LA HUELLA DEL CAMINO EN LA CIUDAD DE LEÓN
PASO 5: Barrio de La Puentecilla y Presa Vieja

La presencia de algunos molinos harineros y batanes para enfurtir los paños anunciaban hasta el siglo XX la proximidad de la Presa Vieja o del Obispo (Flórez, 1980, 25 y 26). Era la arteria que regó las tierras y movió los artilugios hidráulicos del este y del sur de la ciudad desde al menos el año 1123, fecha en la que la reina Urraca reconoció al obispo don Diego la potestad sobre ella, ya que éste la había mandado construir derivando el agua de la margen derecha del río Torío frente a Villaverde de Abajo, a unos diez kilómetros de la ciudad. La presa se regía por unas ordenanzas desde 1481, que depositaban la autoridad sobre el buen uso de los riegos en un alcalde y un presero, hasta que en 1848 fueron sustituidos por un Tribunal de Agua. La actividad de esta presa, al igual que la de San Isidro (la otra gran presa de la ciudad, que regaba las tierras occidentales y abastecía al convento homónimo, a los palacios reales de Enrique II de Trastámara y otras casas religiosas), llegó a su fin en 1923, cuando la Sociedad Aguas de León hizo una nueva captación más arriba y el agua empezó a escasear en verano, los cultivos fueron desapareciendo y los molinos cerrando.

La Presa Vieja había favorecido el surgimiento de un núcleo artesanal en el sur de la ciudad desde época medieval, pues junto a los molinos y batanes citados existían forjas y alfares; su desecamiento significó también su ocaso. De cualquier manera, el fin de esta zona artesanal histórica estaba anunciado desde que entró en servicio el ferrocarril en el año 1863, pues en el entorno de la estación, situada al oeste de la ciudad y al otro lado del Bernesga, emergió un nuevo foco de localización industrial, cuando León se incorporaba tímida y tardíamente a los aires de la modernidad.

En los arrabales meridionales

Antes de cruzar la Presa Vieja, el peregrino se encontraba con otra presa menor o acequia que desembocaba en ella, de la que ignoramos cuándo se abrió, pero que está reflejada en un plano de 1825. Suponemos que para salvar el obstáculo de estos canales fue necesario levantar algún pequeño puente. Y creemos que en torno a éste se construyeron algunas casas, que serían las primeras que se encontraban los romeros al llegar a León desde, al menos, comienzos del siglo XV, cuando ya se las denomina la Puentecilla (la Pontezilla). Debía ser una pequeña aglomeración rodeada de tierras de labor y de prados, que nunca llegó a ser denominado barrio y que carecía de parroquia propia, por lo que estaba adscrita religiosa y administrativamente a la iglesia y al barrio del Santo Sepulcro (Álvarez, 1992, 69 y 70). La mayoría eran casas de renta, propiedad del cabildo y de la compañía de Bachilleres de la iglesia catedral de León.

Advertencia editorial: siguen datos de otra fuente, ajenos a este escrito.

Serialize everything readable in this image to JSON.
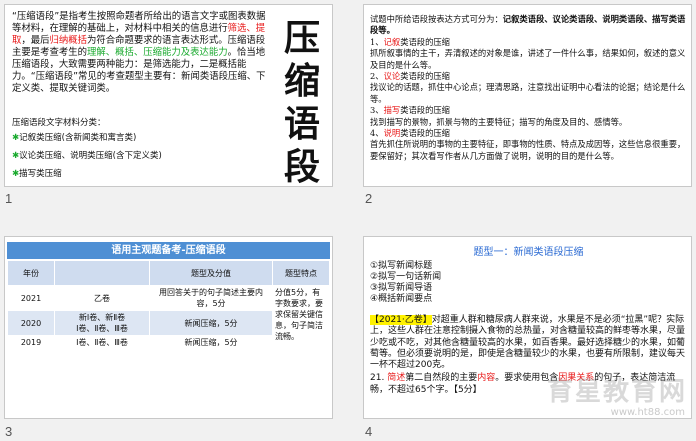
{
  "slides": [
    {
      "number": "1",
      "intro_parts": {
        "p1": "“压缩语段”是指考生按照命题者所给出的语言文字或图表数据等材料，在理解的基础上，对材料中相关的信息进行",
        "red1": "筛选、提取",
        "p2": "，最后",
        "red2": "归纳概括",
        "p3": "为符合命题要求的语言表达形式。压缩语段主要是考查考生的",
        "green1": "理解、概括、压缩能力及表达能力",
        "p4": "。恰当地压缩语段，大致需要两种能力：是筛选能力，二是概括能力。“压缩语段”常见的考查题型主要有：新闻类语段压缩、下定义类、提取关键词类。"
      },
      "big_title": [
        "压",
        "缩",
        "语",
        "段"
      ],
      "subhead": "压缩语段文字材料分类：",
      "items": [
        "记叙类压缩(含新闻类和寓言类)",
        "议论类压缩、说明类压缩(含下定义类)",
        "描写类压缩"
      ]
    },
    {
      "number": "2",
      "lead": "试题中所给语段按表达方式可分为：",
      "lead_bold": "记叙类语段、议论类语段、说明类语段、描写类语段等。",
      "sections": [
        {
          "num": "1、",
          "key": "记叙",
          "rest": "类语段的压缩",
          "body": "抓所叙事情的主干，弄清叙述的对象是谁，讲述了一件什么事，结果如何，叙述的意义及目的是什么等。"
        },
        {
          "num": "2、",
          "key": "议论",
          "rest": "类语段的压缩",
          "body": "找议论的话题，抓住中心论点；理清思路，注意找出证明中心看法的论据；结论是什么等。"
        },
        {
          "num": "3、",
          "key": "描写",
          "rest": "类语段的压缩",
          "body": "找到描写的景物，抓景与物的主要特征；描写的角度及目的、感情等。"
        },
        {
          "num": "4、",
          "key": "说明",
          "rest": "类语段的压缩",
          "body": "首先抓住所说明的事物的主要特征，即事物的性质、特点及成因等，这些信息很重要，要保留好；其次看写作者从几方面做了说明，说明的目的是什么等。"
        }
      ]
    },
    {
      "number": "3",
      "banner": "语用主观题备考-压缩语段",
      "headers": [
        "年份",
        "",
        "题型及分值",
        "题型特点"
      ],
      "rows": [
        {
          "year": "2021",
          "paper": "乙卷",
          "type": "用回答关于的句子简述主要内容，5分",
          "feature": "分值5分，有字数要求，要求保留关键信息，句子简洁流畅。"
        },
        {
          "year": "2020",
          "paper": "新Ⅰ卷、新Ⅱ卷\nⅠ卷、Ⅱ卷、Ⅲ卷",
          "type": "新闻压缩，5分",
          "feature": ""
        },
        {
          "year": "2019",
          "paper": "Ⅰ卷、Ⅱ卷、Ⅲ卷",
          "type": "新闻压缩，5分",
          "feature": ""
        }
      ]
    },
    {
      "number": "4",
      "title": "题型一：新闻类语段压缩",
      "list": [
        "①拟写新闻标题",
        "②拟写一句话新闻",
        "③拟写新闻导语",
        "④概括新闻要点"
      ],
      "q_tag": "【2021·乙卷】",
      "q_text": "对超重人群和糖尿病人群来说，水果是不是必须“拉黑”呢？实际上，这些人群在注意控制摄入食物的总热量，对含糖量较高的鲜枣等水果，尽量少吃或不吃，对其他含糖量较高的水果，如百香果。最好选择糖少的水果，如葡萄等。但必须要说明的是，即使是含糖量较少的水果，也要有所限制，建议每天一杯不超过200克。",
      "q2_prefix": "21. ",
      "q2_red1": "简述",
      "q2_mid": "第二自然段的主要",
      "q2_red2": "内容",
      "q2_mid2": "。要求使用包含",
      "q2_red3": "因果关系",
      "q2_end": "的句子，表达简洁流畅，不超过65个字。【5分】",
      "watermark": "育星教育网",
      "watermark_url": "www.ht88.com"
    }
  ]
}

A partir de ahí, el Camino enfila recto hacia el corazón de la ciudad y el peregrino se encuentra inmerso en el actual barrio de Santa Ana, que toma el nombre de la iglesia próxima, pero que en época medieval se denominaba del Santo Sepulcro. En los siglos medievales estaba precedido por el barrio de San Lázaro, de resonancias romeras, y las mencionadas casas de la Puentecilla. En torno a este tramo del Camino Jacobeo se había configurado desde la plena Edad Media, en gran medida gracias a su impulso, uno de los arrabales más importantes de la ciudad. Sin embargo, las condiciones de salubridad de esta zona meridional y extramuros de la urbe no eran buenas, pues las excavaciones arqueológicas muestran espesas capas cenagosas en los niveles medievales que indican la frecuencia de tierras encharcadas a causa de su emplazamiento en la vega fluvial y, consecuentemente, de la altura y superficialidad del nivel freático, además de por la vecindad de la Presa Vieja (Miguel, 1996, 176-178). Este carácter de humedal lo atestigua el término próximo de la “Laguna de San Lázaro”, registrado documentalmente desde 1289 (Álvarez, 1992, 66) y la opinión de la viajera pícara Justina cuando, cruzando el barrio de Santa Ana en busca de una posada, nos dice: “…la mucha humedad del sitio, cuando llegase a la posada nos había de haber nacido berros en las uñas a mi y a la jumentilla.” (La Pícara, 1991, 265).